Grâce à une sécurisation renforcée de la plate-forme (notamment l'ajout de l'authentification à deux facteurs), développée directement avec son éditeur, la banque autorise une palette relativement vaste d'opérations en vidéo. Outre les conversations de conseil génériques, il est ainsi possible, entre autres, d'ouvrir un compte ou de souscrire un crédit (mais pas de contracter un prêt hypothécaire ni traiter d'investissement), de bout en bout, avec signature électronique des documents (transmis par messagerie).

Déployé depuis début octobre, pour l'instant sans promotion particulière, auprès de 200 collaborateurs dûment formés dans 50 agences (réparties sur le territoire américain), le dispositif semble donner entière satisfaction. Les clients ayant eu l'occasion de profiter de l'innovation, dont il se vérifie qu'ils maîtrisent désormais les outils de visioconférence, confirment leur attrait pour un support qui leur procure une expérience proche d'un rendez-vous physique, tout en facilitant la mise en place d'horaires étendus.
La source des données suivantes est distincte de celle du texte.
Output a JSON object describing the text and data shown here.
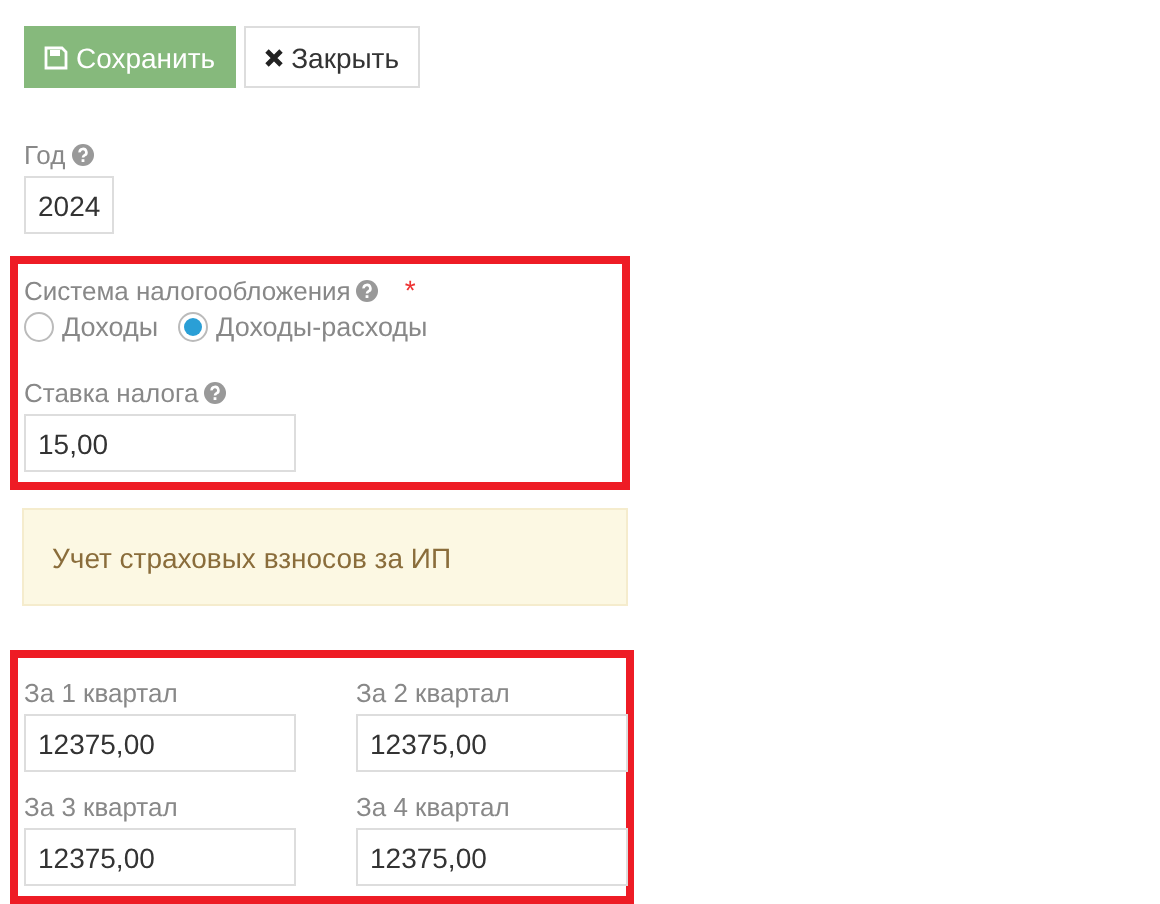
{
  "toolbar": {
    "buttons": [
      {
        "label": "Сохранить",
        "kind": "save"
      },
      {
        "label": "Закрыть",
        "kind": "close"
      }
    ]
  },
  "year": {
    "label": "Год",
    "value": "2024"
  },
  "tax_section": {
    "highlighted": true,
    "system": {
      "label": "Система налогообложения",
      "required_mark": "*",
      "options": [
        {
          "label": "Доходы",
          "selected": false
        },
        {
          "label": "Доходы-расходы",
          "selected": true
        }
      ]
    },
    "rate": {
      "label": "Ставка налога",
      "value": "15,00"
    }
  },
  "notice": "Учет страховых взносов за ИП",
  "quarters_section": {
    "highlighted": true,
    "fields": [
      {
        "label": "За 1 квартал",
        "value": "12375,00"
      },
      {
        "label": "За 2 квартал",
        "value": "12375,00"
      },
      {
        "label": "За 3 квартал",
        "value": "12375,00"
      },
      {
        "label": "За 4 квартал",
        "value": "12375,00"
      }
    ]
  }
}
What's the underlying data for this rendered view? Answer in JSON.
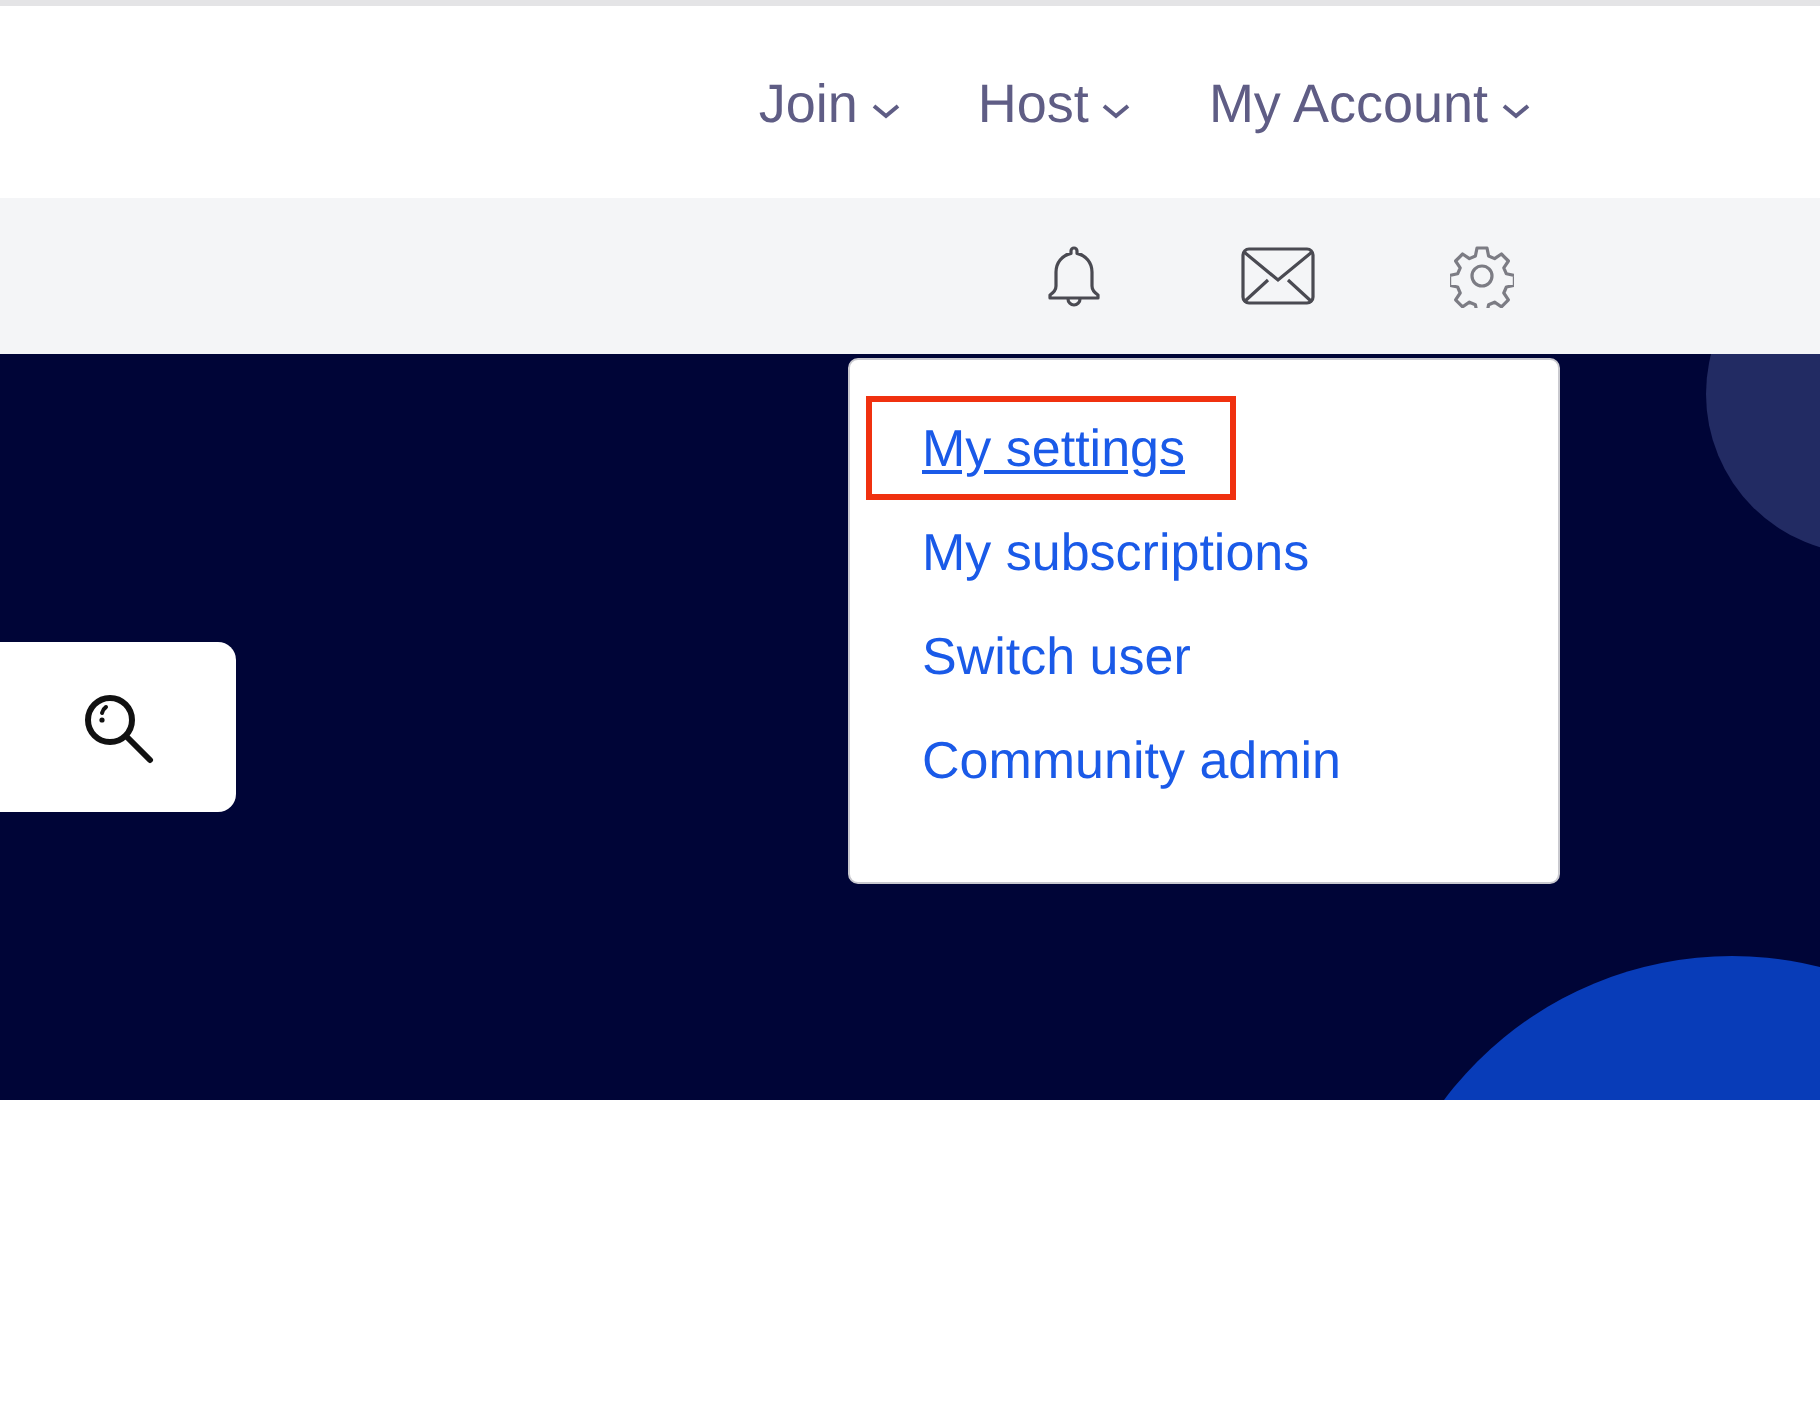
{
  "nav": {
    "items": [
      {
        "label": "Join",
        "has_menu": true
      },
      {
        "label": "Host",
        "has_menu": true
      },
      {
        "label": "My Account",
        "has_menu": true
      }
    ]
  },
  "account_menu": {
    "open": true,
    "items": [
      {
        "label": "My settings",
        "highlighted": true
      },
      {
        "label": "My subscriptions",
        "highlighted": false
      },
      {
        "label": "Switch user",
        "highlighted": false
      },
      {
        "label": "Community admin",
        "highlighted": false
      }
    ]
  }
}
Par rapport au téléphone, qui reste largement apprécié pour les échanges avec la banque, l'utilisation de la vidéo, avec son surcroît de présence et de proximité, paraît mieux adaptée aux questions touchant les sujets complexes, tels que le conseil patrimonial. La faculté donnée au conseiller de faire intervenir le responsable d'agence (ce pourrait aussi être un spécialiste ?) contribue d'ailleurs à la qualité des interactions. La visioconférence pourrait-elle devenir la solution ultime à la crise de l'agence ?

Réunion Zoom (Citi)

mardi 10 novembre 2020

Riposte de HSBC à Transferwise : quelle blague !

HSBC
Il suffit que HSBC annonce le lancement d'un compte multi-devises sans frais et la presse mondiale (de Finextra à l'Agefi) s'emballe : voilà enfin la riposte d'un établissement historique à la menace de la FinTech, TransferWise (la plus brillante d'entre elles) en tête ! Il lui manque pourtant l'essentiel pour justifier une quelconque comparaison.

D'emblée, la référence sonne creux, puisque le nouveau Global Money Account, disponible initialement aux États-Unis, se positionne, ainsi que son nom l'indique, comme un compte prépayé permettant aux globe-trotters de disposer d'un instrument unique pour leurs besoins de paiement dans une vingtaine de pays. Certes, les transferts internationaux sont également intégrés dans l'offre… mais, à ce stade, uniquement à destination de clients éligibles (?) de HSBC, hors Canada, Mexique et Nouvelle-Zélande.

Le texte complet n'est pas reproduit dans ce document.